No estudo, os cientistas também demonstraram que o cruzamento de fêmeas insensíveis ao DEET com machos de sensibilidade desconhecida elevou o índice [ao inseticida] de insensibilidade ao repelente nas moscas-filhotes de 13% para 50% em apenas uma geração. É uma má notícia, sugerindo que o uso mais disseminado desse produto pode vir a induzir um rápido surgimento da resistência nos animais.
(…) Uma limitação do uso do DEET hoje é que os produtos mais eficientes, com grandes concentrações entre 30% e 50% de repelente, não são recomendados para uso em crianças menores de 12 anos. Um grupo promissor de repelentes que usa um tipo diferente de molécula vem sendo desenvolvido pelo USDA (Departamento de Agricultura dos EUA), mas ainda é preciso fazer testes clínicos para que possam chegar ao mercado.
Este problema não é novo, uma vez que a resistência do mosquito da dengue a outros inseticidas também já foi registrada. Em 20 de fevereiro deste ano, outra notícia, publicada no Jornal da Tarde on-line, relata a descoberta de resistência do A. aegypti.
O Ministério da Saúde informou que em seis regiões metropolitanas e quatro capitais do País foi detectada, em 2009, resistência de larvas do mosquito da dengue a determinados larvicidas. Em outras duas regiões e no Estado de São Paulo, o problema foi em relação a tipos de inseticidas, utilizados contra o mosquito. Já há focos da epidemia em São José do Rio Preto e Araçatuba e alta de casos em Ribeirão Preto e Guarujá.
A resistência aos inseticidas deltametrina e cypemetrina, usados no chamado “fumacê”, ocorreu nas regiões metropolitanas de Belo Horizonte e Fortaleza, além do Estado de São Paulo, onde os produtos foram substituídos por malathion ou fenitrothion. Os problemas com os larvicidas BTI e temefós ocorreram nas regiões metropolitanas de Belém, Fortaleza, Natal, Belo Horizonte, Recife e Rio, além das capitais Maceió e Aracaju – em todas houve substituição do produto. Em Rio Branco e Campo Grande a mudança está em andamento (leia o resto da notícia, aqui).
Infelizmente, este problema de resistência de mosquitos a inseticidas é bem conhecido. Há vários anos tentou-se utilizar inseticidas como piretrinas para tentar eliminar o mosquito vetor da malária, Anopheles sp. O resultado foi que o mosquito adquiriu resistência às piretrinas. O DDT (dicloro-difenil-tricloroetano) também foi utilizado para se eliminar mosquitos Anopheles. O resultado foi melhor, mas o problema é que o DDT apresenta atividades cancerígena e teratogênica, acumulando-se também no ambiente. Logo, o uso de DDT parece não ser a melhor escolha.
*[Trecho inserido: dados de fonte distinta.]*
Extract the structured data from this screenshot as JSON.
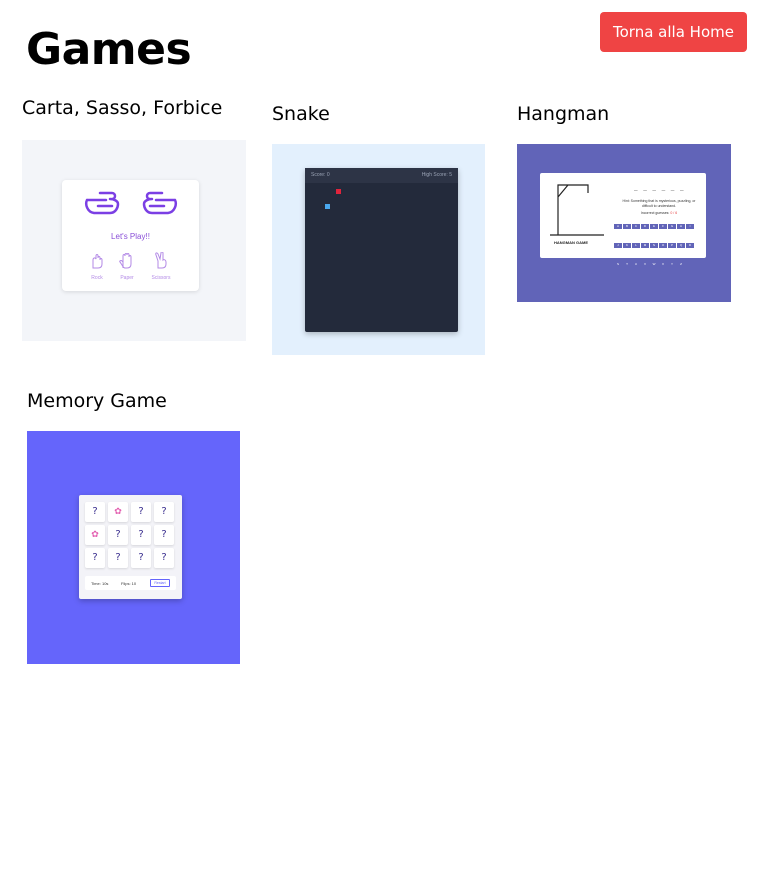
{
  "header": {
    "title": "Games",
    "home_button": "Torna alla Home"
  },
  "games": [
    {
      "title": "Carta, Sasso, Forbice",
      "preview": {
        "prompt": "Let's Play!!",
        "choices": [
          "Rock",
          "Paper",
          "Scissors"
        ]
      }
    },
    {
      "title": "Snake",
      "preview": {
        "score": "Score: 0",
        "high_score": "High Score: 5"
      }
    },
    {
      "title": "Hangman",
      "preview": {
        "blanks": "_ _ _ _ _ _",
        "hint": "Hint: Something that is mysterious, puzzling, or difficult to understand.",
        "guesses_label": "Incorrect guesses:",
        "guesses_value": "0 / 6",
        "caption": "HANGMAN GAME",
        "keys": [
          "A",
          "B",
          "C",
          "D",
          "E",
          "F",
          "G",
          "H",
          "I",
          "J",
          "K",
          "L",
          "M",
          "N",
          "O",
          "P",
          "Q",
          "R",
          "S",
          "T",
          "U",
          "V",
          "W",
          "X",
          "Y",
          "Z"
        ]
      }
    },
    {
      "title": "Memory Game",
      "preview": {
        "cells": [
          "?",
          "✿",
          "?",
          "?",
          "✿",
          "?",
          "?",
          "?",
          "?",
          "?",
          "?",
          "?"
        ],
        "time": "Time: 10s",
        "flips": "Flips: 10",
        "restart": "Restart"
      }
    }
  ],
  "colors": {
    "accent": "#ef4444",
    "rps": "#7b3fe4",
    "snake_bg": "#232a3b",
    "hangman": "#6164b8",
    "memory": "#6565fb"
  }
}
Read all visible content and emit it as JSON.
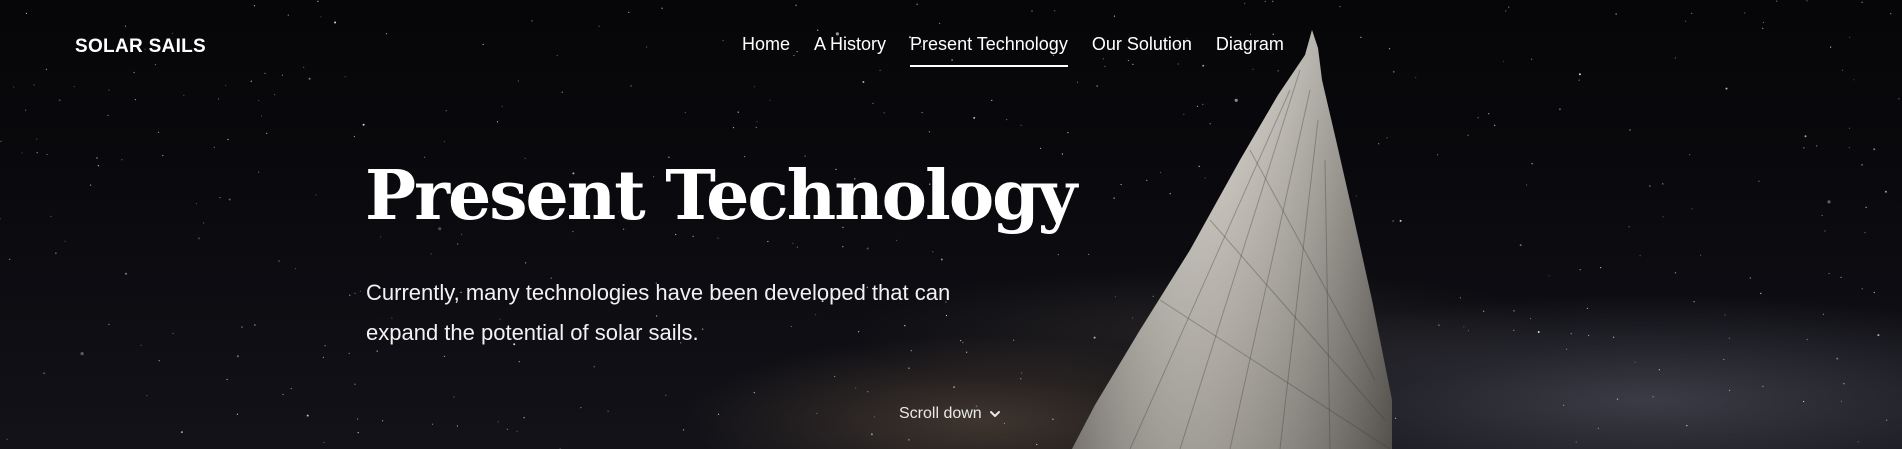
{
  "header": {
    "brand": "SOLAR SAILS",
    "nav": [
      {
        "label": "Home",
        "active": false
      },
      {
        "label": "A History",
        "active": false
      },
      {
        "label": "Present Technology",
        "active": true
      },
      {
        "label": "Our Solution",
        "active": false
      },
      {
        "label": "Diagram",
        "active": false
      }
    ]
  },
  "hero": {
    "title": "Present Technology",
    "lead": "Currently, many technologies have been developed that can expand the potential of solar sails.",
    "scroll_label": "Scroll down",
    "scroll_icon": "chevron-down-icon",
    "background_image": "starry-sky-with-solar-sail"
  }
}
Associado ao problema do desenvolvimento de resistência de mosquitos a inseticidas está o fato que encontrar um anti-viral eficaz contra o vírus da dengue também é complicado. Isso porque os vírus podem sofrer mutações, e também adquirir resistência a anti-virais.
Haja resistência.
Mas talvez a solução sejam velas de andiroba (Carapa guianensis). Recentemente o governo brasileiro doou 8.400 velas de andiroba ao governo boliviano para combater o mosquito da dengue. Duvida? Veja aqui. Só não entendi porque as velas de andiroba ainda não foram utilizadas para combater a dengue no Brasil.